Through acquisitions, operational improvements, and strategic expansion into services like vehicle calibration and glass repair, the company grew to more than 1,800 locations in 44 states and over $8 billion in revenue.
For Davis, the key was never just scale—it was leadership.
When evaluating companies, he says the first question he asks isn’t about financials or market share.
It’s about people.
“Who’s the leader of the company, and how well do they understand the market?” Davis says. “You have to know if the leadership team truly understands the opportunity in front of them.”
From there come the strategic questions: whether the business can grow organically or through acquisition, whether operational systems can be improved, and whether the organization has the leadership structure needed to scale.
Often, Davis says, the greatest opportunity lies in businesses that have strong markets but weak operational discipline.
“If the leadership is capable and you put the right metrics and systems in place,” he says, “you can transform the company.”
Life Beyond the Boardroom
Today, Davis remains active as an investor, advisor, and board member, including his involvement with Magazine Capital.
But much of his time is spent closer to the water.
Home base is Orange Beach, Alabama, where Davis and his wife Lisa keep their boats and spend much of the year.
Davis has been boating in the Gulf for more than four decades, and blue marlin fishing has become one of his greatest passions. Eight years ago he formed a competitive tournament team called Southern Charm, which now fishes across the Gulf Coast tournament circuit.
“We fished sixteen tournaments last year,” he says with a smile.

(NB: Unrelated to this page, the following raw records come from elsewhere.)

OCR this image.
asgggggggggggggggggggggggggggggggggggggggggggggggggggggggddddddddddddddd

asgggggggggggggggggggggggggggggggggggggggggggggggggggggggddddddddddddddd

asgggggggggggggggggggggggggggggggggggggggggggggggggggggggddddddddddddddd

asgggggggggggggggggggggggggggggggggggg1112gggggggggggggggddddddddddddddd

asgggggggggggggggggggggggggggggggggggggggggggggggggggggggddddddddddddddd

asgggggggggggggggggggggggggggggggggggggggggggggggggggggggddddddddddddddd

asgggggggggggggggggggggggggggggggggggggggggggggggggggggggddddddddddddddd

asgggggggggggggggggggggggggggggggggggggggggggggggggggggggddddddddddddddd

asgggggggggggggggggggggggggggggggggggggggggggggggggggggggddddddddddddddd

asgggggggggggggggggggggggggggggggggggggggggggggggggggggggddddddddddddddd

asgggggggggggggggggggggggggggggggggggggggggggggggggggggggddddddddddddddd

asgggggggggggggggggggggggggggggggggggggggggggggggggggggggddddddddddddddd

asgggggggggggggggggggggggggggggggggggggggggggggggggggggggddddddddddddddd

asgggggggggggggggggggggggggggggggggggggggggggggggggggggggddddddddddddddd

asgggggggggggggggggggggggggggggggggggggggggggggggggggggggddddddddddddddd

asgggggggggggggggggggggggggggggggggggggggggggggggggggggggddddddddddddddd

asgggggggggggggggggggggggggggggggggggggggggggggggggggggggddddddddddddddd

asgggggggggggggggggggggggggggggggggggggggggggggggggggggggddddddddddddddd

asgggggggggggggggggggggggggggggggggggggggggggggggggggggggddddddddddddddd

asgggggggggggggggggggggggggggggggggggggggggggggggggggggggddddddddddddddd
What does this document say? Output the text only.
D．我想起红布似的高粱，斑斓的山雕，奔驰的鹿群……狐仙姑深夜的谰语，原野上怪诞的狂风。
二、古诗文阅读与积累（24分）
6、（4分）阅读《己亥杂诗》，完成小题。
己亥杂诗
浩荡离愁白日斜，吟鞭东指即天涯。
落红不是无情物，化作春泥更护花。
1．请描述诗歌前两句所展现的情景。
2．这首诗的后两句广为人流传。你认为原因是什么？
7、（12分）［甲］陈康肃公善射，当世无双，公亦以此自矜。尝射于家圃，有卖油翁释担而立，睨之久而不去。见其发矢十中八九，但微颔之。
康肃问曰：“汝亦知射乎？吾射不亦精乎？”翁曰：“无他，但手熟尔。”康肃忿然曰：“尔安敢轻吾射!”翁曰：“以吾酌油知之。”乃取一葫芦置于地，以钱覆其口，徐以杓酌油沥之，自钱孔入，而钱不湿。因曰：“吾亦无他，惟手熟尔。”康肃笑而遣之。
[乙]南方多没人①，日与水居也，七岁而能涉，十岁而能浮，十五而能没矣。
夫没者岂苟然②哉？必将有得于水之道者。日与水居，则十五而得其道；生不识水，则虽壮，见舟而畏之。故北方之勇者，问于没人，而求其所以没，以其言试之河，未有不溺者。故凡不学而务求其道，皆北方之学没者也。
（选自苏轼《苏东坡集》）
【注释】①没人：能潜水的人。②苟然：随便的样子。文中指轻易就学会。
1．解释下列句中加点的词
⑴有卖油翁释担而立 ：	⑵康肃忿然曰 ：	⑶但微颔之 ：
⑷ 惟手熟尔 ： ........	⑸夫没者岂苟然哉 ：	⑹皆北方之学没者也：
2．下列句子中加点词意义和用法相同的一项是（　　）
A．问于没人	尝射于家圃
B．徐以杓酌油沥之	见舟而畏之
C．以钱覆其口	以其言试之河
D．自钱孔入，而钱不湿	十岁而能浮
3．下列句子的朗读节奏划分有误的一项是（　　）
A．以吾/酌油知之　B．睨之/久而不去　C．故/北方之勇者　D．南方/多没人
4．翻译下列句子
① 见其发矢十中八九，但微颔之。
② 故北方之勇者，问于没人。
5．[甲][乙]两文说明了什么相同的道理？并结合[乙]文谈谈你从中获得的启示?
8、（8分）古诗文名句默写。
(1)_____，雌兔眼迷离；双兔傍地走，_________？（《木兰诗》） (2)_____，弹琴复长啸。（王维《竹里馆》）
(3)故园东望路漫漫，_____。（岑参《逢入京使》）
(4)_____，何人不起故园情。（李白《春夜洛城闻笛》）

The sport is as demanding as it is thrilling. Landing a marlin can take anywhere from thirty minutes to four hours, depending on the size and strength of the fish.
Davis fishes every tournament himself.
But for him, the experience is about more than competition. His boats often host friends, business partners, and charitable outings for veterans and disabled anglers. Some meetings that might normally happen in a boardroom instead happen offshore.
“You get to know somebody better when you’re doing something fun,” he says.